En una línea parecida, la presidenta de la Coordinadora Estatal de VIH-sida [CESIDA, que agrupa a las ONG especializadas], Udiágarra García, considera positivo, pero no suficiente, que el Papa utilice la palabra 'acepto el uso'. La presidenta separa a la Iglesia oficial de la que trabaja 'en desarrollo, que lleva 15 años repartiendo preservativos'.

'En África damos condones, pero en secreto', afirma una carmelita

'La línea Benedicto ha hecho mucho daño a la salud pública', concluye.

En efecto, parece que hay cierta separación entre los católicos que están en el terreno y los que recorren los pasillos del Vaticano. Las palabras del Papa han sido así acogidas con esperanza en ciertos sectores de la Iglesia, especialmente en el de los misioneros y las ONG católicas que trabajan en África.

'Para nosotros, es un soplo de aire fresco. Que nadie se lleve a engaño: el Papa no defiende el uso de preservativos, pero sus palabras sí que abren un debate que puede salvar muchas vidas', explica a Público Miguel (nombre ficticio), un misionero javierano que trabaja en Uganda, un país con altas tasas de VIH y uno de los que la Santa Sede pone como ejemplo de que es posible disminuir la infección mediante la fórmula católica de abstinencia y fidelidad.

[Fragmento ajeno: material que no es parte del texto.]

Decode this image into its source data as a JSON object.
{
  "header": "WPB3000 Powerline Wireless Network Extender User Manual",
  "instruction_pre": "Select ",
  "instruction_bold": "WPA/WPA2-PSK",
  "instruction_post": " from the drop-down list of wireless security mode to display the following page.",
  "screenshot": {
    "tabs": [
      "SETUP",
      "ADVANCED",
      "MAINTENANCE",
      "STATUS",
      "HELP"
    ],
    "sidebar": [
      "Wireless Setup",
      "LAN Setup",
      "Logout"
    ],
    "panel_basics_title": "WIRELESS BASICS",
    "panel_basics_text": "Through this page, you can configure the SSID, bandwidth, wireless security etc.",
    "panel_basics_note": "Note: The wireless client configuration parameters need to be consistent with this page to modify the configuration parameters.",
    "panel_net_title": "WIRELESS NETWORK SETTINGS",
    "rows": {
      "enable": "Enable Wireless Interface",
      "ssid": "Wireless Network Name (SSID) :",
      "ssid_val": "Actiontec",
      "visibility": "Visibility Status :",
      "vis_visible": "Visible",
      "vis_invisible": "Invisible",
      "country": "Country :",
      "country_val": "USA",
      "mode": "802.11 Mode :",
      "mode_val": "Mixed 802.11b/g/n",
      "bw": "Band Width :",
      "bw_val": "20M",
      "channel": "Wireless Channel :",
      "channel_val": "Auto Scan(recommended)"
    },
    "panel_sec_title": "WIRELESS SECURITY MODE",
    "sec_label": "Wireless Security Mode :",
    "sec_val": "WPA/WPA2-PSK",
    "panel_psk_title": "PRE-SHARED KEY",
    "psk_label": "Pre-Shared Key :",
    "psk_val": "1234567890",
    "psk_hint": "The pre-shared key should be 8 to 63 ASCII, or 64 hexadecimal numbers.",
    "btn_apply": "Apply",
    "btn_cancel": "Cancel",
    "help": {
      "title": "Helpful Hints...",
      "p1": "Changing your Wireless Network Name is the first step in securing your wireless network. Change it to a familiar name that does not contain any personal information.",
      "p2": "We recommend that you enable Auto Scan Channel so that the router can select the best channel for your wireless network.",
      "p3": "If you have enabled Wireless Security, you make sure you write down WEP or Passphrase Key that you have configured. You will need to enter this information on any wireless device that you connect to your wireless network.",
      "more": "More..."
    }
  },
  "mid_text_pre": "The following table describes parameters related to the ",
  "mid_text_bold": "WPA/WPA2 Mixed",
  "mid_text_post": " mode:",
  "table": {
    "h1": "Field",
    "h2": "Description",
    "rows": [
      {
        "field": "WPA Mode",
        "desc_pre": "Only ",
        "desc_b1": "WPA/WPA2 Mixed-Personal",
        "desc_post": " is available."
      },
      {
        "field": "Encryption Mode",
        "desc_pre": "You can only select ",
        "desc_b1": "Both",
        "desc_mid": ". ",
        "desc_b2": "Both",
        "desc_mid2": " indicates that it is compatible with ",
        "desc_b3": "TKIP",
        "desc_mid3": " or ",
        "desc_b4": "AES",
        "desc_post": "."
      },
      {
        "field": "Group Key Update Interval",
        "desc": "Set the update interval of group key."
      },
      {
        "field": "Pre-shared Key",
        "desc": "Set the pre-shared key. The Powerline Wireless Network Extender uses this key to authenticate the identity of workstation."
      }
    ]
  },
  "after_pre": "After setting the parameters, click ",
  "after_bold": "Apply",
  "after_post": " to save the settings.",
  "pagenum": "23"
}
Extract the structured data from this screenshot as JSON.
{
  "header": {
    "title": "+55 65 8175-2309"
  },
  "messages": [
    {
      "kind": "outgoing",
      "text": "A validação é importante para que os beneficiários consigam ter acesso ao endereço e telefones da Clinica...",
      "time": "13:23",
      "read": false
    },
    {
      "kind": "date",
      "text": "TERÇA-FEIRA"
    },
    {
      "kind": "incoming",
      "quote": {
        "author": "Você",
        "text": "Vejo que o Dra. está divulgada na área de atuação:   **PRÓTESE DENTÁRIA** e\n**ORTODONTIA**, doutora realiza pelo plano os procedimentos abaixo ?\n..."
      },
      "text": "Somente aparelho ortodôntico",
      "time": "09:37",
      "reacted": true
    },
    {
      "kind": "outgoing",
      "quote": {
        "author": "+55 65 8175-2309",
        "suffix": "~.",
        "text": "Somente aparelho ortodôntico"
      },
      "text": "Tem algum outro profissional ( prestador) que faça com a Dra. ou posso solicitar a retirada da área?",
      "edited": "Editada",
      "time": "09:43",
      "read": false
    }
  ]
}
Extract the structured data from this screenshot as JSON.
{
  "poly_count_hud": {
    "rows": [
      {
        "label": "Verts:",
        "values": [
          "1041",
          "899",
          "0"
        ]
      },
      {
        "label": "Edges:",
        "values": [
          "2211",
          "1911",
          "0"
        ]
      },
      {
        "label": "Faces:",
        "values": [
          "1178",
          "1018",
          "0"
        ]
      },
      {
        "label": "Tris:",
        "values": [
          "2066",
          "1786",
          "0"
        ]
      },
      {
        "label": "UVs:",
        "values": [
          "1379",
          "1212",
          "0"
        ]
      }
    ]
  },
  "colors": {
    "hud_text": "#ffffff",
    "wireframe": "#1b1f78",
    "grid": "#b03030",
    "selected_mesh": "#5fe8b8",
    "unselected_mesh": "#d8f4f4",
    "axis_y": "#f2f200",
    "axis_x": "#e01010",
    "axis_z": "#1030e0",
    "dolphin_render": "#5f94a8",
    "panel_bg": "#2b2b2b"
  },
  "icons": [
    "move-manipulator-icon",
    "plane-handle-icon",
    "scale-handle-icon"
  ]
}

Estos católicos se encuentran con verdaderos problemas a la hora de trabajar, pues la doctrina católica no admite el uso del condón. 'Por supuesto, repartimos preservativos, pero tenemos que hacerlo casi en secreto, pues si sale a la luz ,tendríamos un serio problema con nuestras congregaciones. La visión que se tiene en Europa de este problema está a años luz de la realidad que vivimos en África', resume María José, carmelita que ejerce su labor en Malawi.

Naciones Unidas: 'La Iglesia reconoce el rol importante del preservativo'

Además de la Iglesia, entidades que luchan contra el sida en África continente que, con un 67% de los infectados por VIH de todo el mundo, concentra a más de 22 millones de seropositivos valoraron las palabras del Papa. El presidente del Movimiento de Acceso al Tratamiento de Kenia (KETAM) , David Kamau, afirmó: 'Si la Iglesia ha fracasado en hacer que la gente practique la abstinencia, debería ir más allá y fomentar el uso del condón'. Este deseo estaría lejos de cumplirse a tenor de las palabras del portavoz vaticano Lombardi, que quiso dejar claro que, según lo que ha dicho el Papa en el polémico libro, 'está claro que el condón no es la solución del problema'.